By Jen Buss

A year ago, the President announced the BRAIN Initiative specifically charged as "a bold new research effort to revolutionize our understanding of the human mind and uncover new ways to treat, prevent, and cure brain disorders like Alzheimer’s, schizophrenia, autism, epilepsy, and traumatic brain injury.” These diseases affect less than 5% of the population.

Neuroscience and technology will affect our entire society, not just people with these diseases. Neuroscience will be able to help

veterans recover and help get them jobs,

students excel in school and become the best and brightest in the world to stay on top of other countries, and

bring new industries that will create jobs and new economies.

In order to do this, we need to expand the current BRAIN initiative to a National Neurotechnology Initiative (NNTI).
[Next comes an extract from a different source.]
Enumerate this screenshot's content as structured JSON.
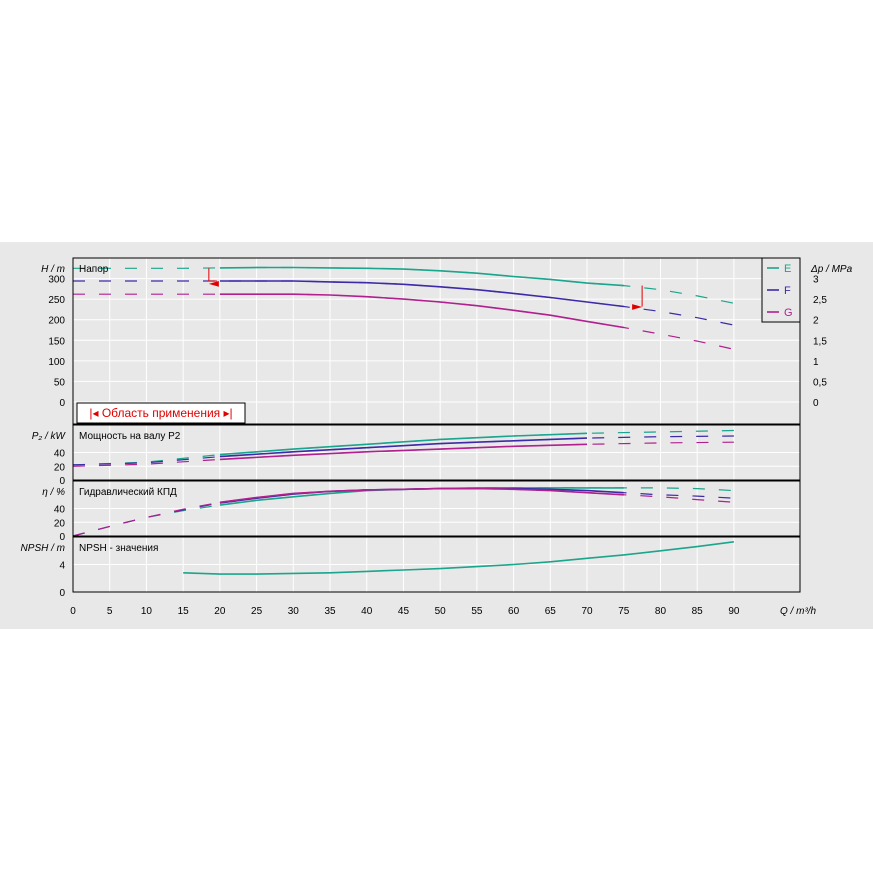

We need an initiative that will benefit the public good and be of national interest. The NNTI will be a national effort that will affect the whole population, not just a fraction of the population. We need to do something the public can believe in, be proud of, and see results. Neurotechnology is going to revolutionize the world and have profound effects on the way society interacts together and societies interact with each other.

The government can enable these changes rather than sit back and watch them happen before it is too late to guide our society. Now is the time to act to create the National Neurotechnology Initiative. This Initiative should

focus Federal Investment in key research areas,

follow an investment roadmap, and

coordinate these investment efforts through a National Neuroscience and technology Coordination Office.

Through these three tasks, the government can succeed in expanding the BRAIN Initiative. The National Neurotechnology Initiative is the only solution for the future of neuroscience in our society.